Was our universe created? That is, was it brought into being by an entity with a mind? ...

... To get a better understanding of this matter, I thought it might be wise to consult the man who has done more than anyone else to explain how our universe got going. His name is Andrei Linde, and he is a physicist at Stanford University. ...

... Among the many curious implications of Linde's theory, one stands out for our present purposes: It doesn't take all that much to create a universe. Resources on a cosmic scale are not required...

"When I invented chaotic inflation theory, I found that the only thing you needed to get a universe like ours started is a hundred-thousandth of a gram of matter," Linde told me in his Russian-accented English when I reached him by phone at Stanford. "That's enough to create a small chunk of vacuum that blows up into the billions and billions of galaxies we see around us. It looks like cheating, but that's how the inflation theory works—all the matter in the universe gets created from the negative energy of the gravitational field. So, what's to stop us from creating a universe in a lab? We would be like gods!"

... then Linde thought of another channel of communication between creator and creation—the only one possible, as far as he could tell. The creator, by manipulating the cosmic seed in the right way, has the power to ordain certain physical parameters of the universe he ushers into being. So says the theory. He can determine, for example, what the numerical ratio of the electron's mass to the proton's will be. Such ratios, called constants of nature, look like arbitrary numbers to us: There is no obvious reason they should take one value rather than another. (Why, for instance, is the strength of gravity in our universe determined by a number with the digits 6673?) But the creator, by fixing certain values for these dozens of constants, could write a subtle message into the very structure of the universe. And, as Linde hastened to point out, such a message would be legible only to physicists.

"You might take this all as a joke," he said, "but perhaps it is not entirely absurd. It may be the explanation for why the world we live in is so weird. On the evidence, our universe was created not by a divine being, but by a physicist hacker."

These ideas have been brewing in various circles for at least 10 years, and I'm sure there are historical antecedents. I think this is in the "blind watchmaker" category, as in Votaire and Spinoza and others but definitely not Einstein. See also an oddly related recent post of mine.

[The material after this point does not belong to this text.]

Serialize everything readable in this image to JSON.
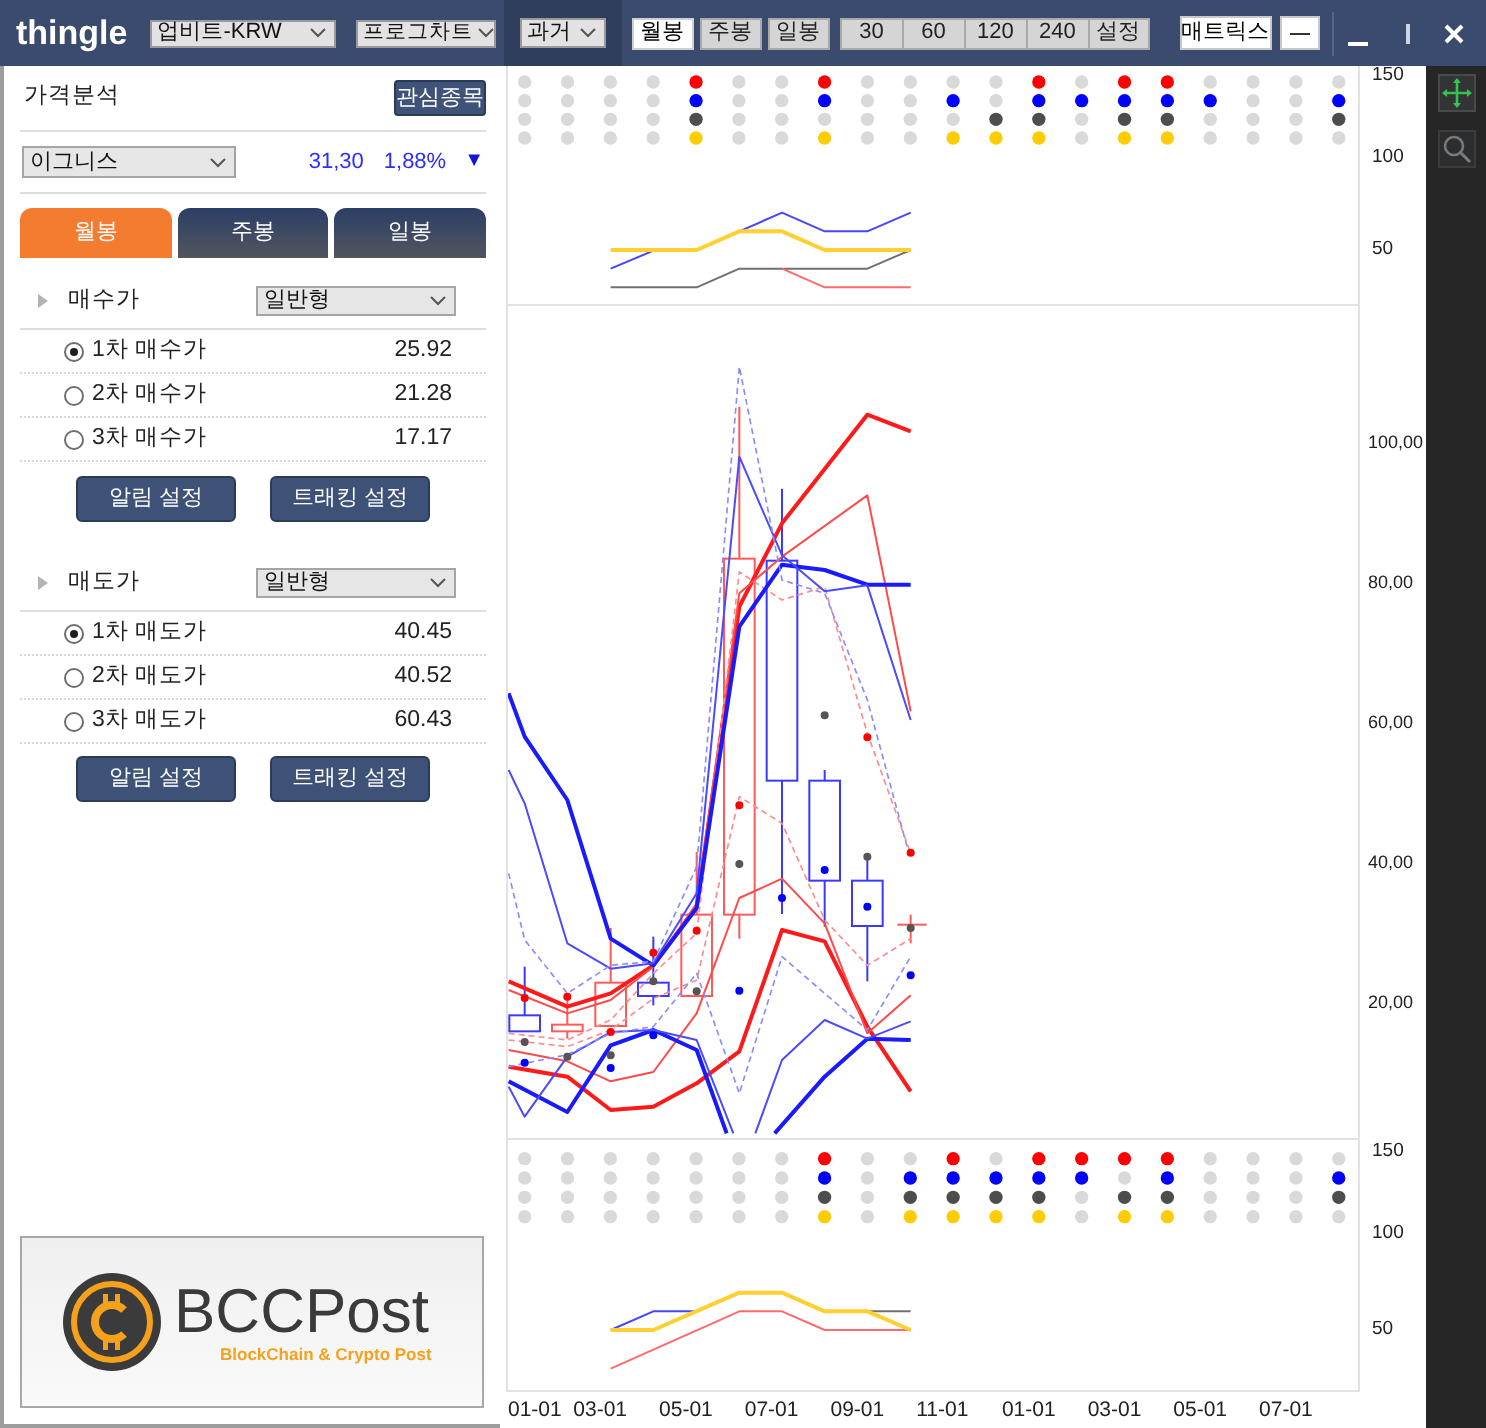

This is the first time, however, I've come across the idea that such a creator might embed messages in the fundamental constants. Perhaps if one peered long enough into the cosmic background radiation the message might emerge. Psychoactive agents and temporally reversed vinyl could be helpful.

Holt (the author) and Linde (the physicist) are writing with ironic humor. I wager, however, that they are quite serious. Our universe used to seem superficially complex, but potentially internally sensible and aesthetically pleasing. Those were the glory days of Einstein. Now it is hard to deny that the universe looks profoundly absurd and weird.

Linde is demanding too much of the likely creator, however. If in one generation a hacker physicist can create a universe, then a few short generations later it will be, perhaps literally, child's play. If it can be done at all, it will be done be entities noble and decadent, grave and frivolous, by entities who might spend a lifetime contemplating a single creation, or by entities who might spew out half-baked concoctions by whim or worse.

As to who our creator most likely resembles, we need only ask -- which sort of entity would create more universes? The grave, serious and responsible, or the absent minded and frivolous child? Or perhaps, a defective machine spewing out trillions of copies of a single template.

Whichever is the most prolific, that is our most likely creator.